To inspire this trust and credibility it’s important to choose the right crowdfunding model. There are two to choose from: keep-what-you-raise, whereby you keep contributions regardless of reaching your goal, and all-or-nothing, where you must reach your goal before funds are processed.

For anything that is new, de-risking your project is key. The keep-what-you-raise model, whereby you’ll keep my donation even if unable to go ahead with the project as described, is simply too risky for most potential donors. It restricts largely restricts your supports to those who already know you and trust you. Whereas the clarity of the all-or-nothing model, the commitment to only take supporter’s money if you have sufficient funds to follow through, creates credibility and confidence in potential donors.

AbilityMade, a social enterprise improving child orthotics, who raise early funding through crowdfunding

The lesson: To give yourself a better chance of acquiring new donors and expanding your community use all-or-nothing crowdfunding. All or nothing platforms have 2–4 X the success rate of their keep-what-you-raise peers.

4. Crowdfunding builds social capital

In many ways the biggest benefit of crowdfunding isn’t raising funds at all — it’s raising a crowd.

Or, to use a better and more apt word, a community.

To succeed almost any effort to impact the world needs a community around it. It could be a community of customers, or activists, or participants, but without the support of a wider group of people little progress can be made.

Great crowdfunding campaigns represent the coming together of just such a community, united in their desire to see this vision for the future made real, and their willingness to trust that entrepreneur or team to make it real.

We have heard many many times from successful crowdfunders that while they came to StartSomeGood looking for money — as you do — they later realized later that the social capital they generated was the greater asset in the long-run, because it long outlasted the financial capital.

As Simon Sinek said, “When people are financially invested, they want a return. When people are emotionally invested, they want to contribute.”

Crowdfunding is a chance to build an emotional connection with a community so that together you can make something real in the world. It relies on contribution, and contribution relies on real connection with your story and your cause.

Once that connection is made it is a great asset, as your community will help recruit new customers, promote you online, share your campaign and stick with you even when things don’t all go according to plan (as they almost certainly won’t).

The reason crowdfunding — and especially all-or-nothing crowdfunding — campaigns are so good at generating this social capital is they represent a communal effort.
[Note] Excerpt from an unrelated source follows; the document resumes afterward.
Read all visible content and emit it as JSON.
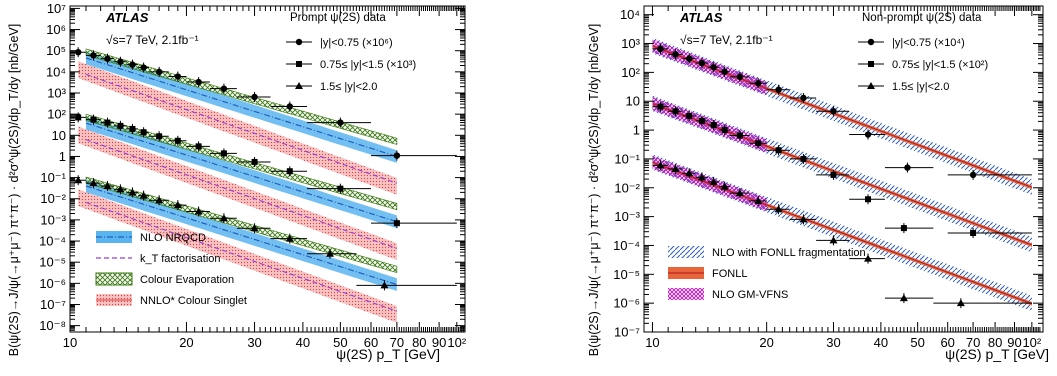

Whereas a traditional online donation or sale is an individual decision, crowdfunding campaigns require numerous contributions to succeed, and call on their supporters to help rally that community to achieve the goal. When the goal is then achieved people feel that they were really part of something that matters, and that’s the best feeling in the world.

Radio SkidRow saved their station through crowdfunding after they lost their government funding

The Lesson: Don’t make your campaign about you and your need for funding; make it about the cause and the opportunity people have to be part of making a difference. Emphasis that the enterprise can’t go ahead, or the product can’t launch, if you don’t have sufficient buy-in now. Treat every new contributor as a member of the team, and send them gratitude and encouragement to keep sharing.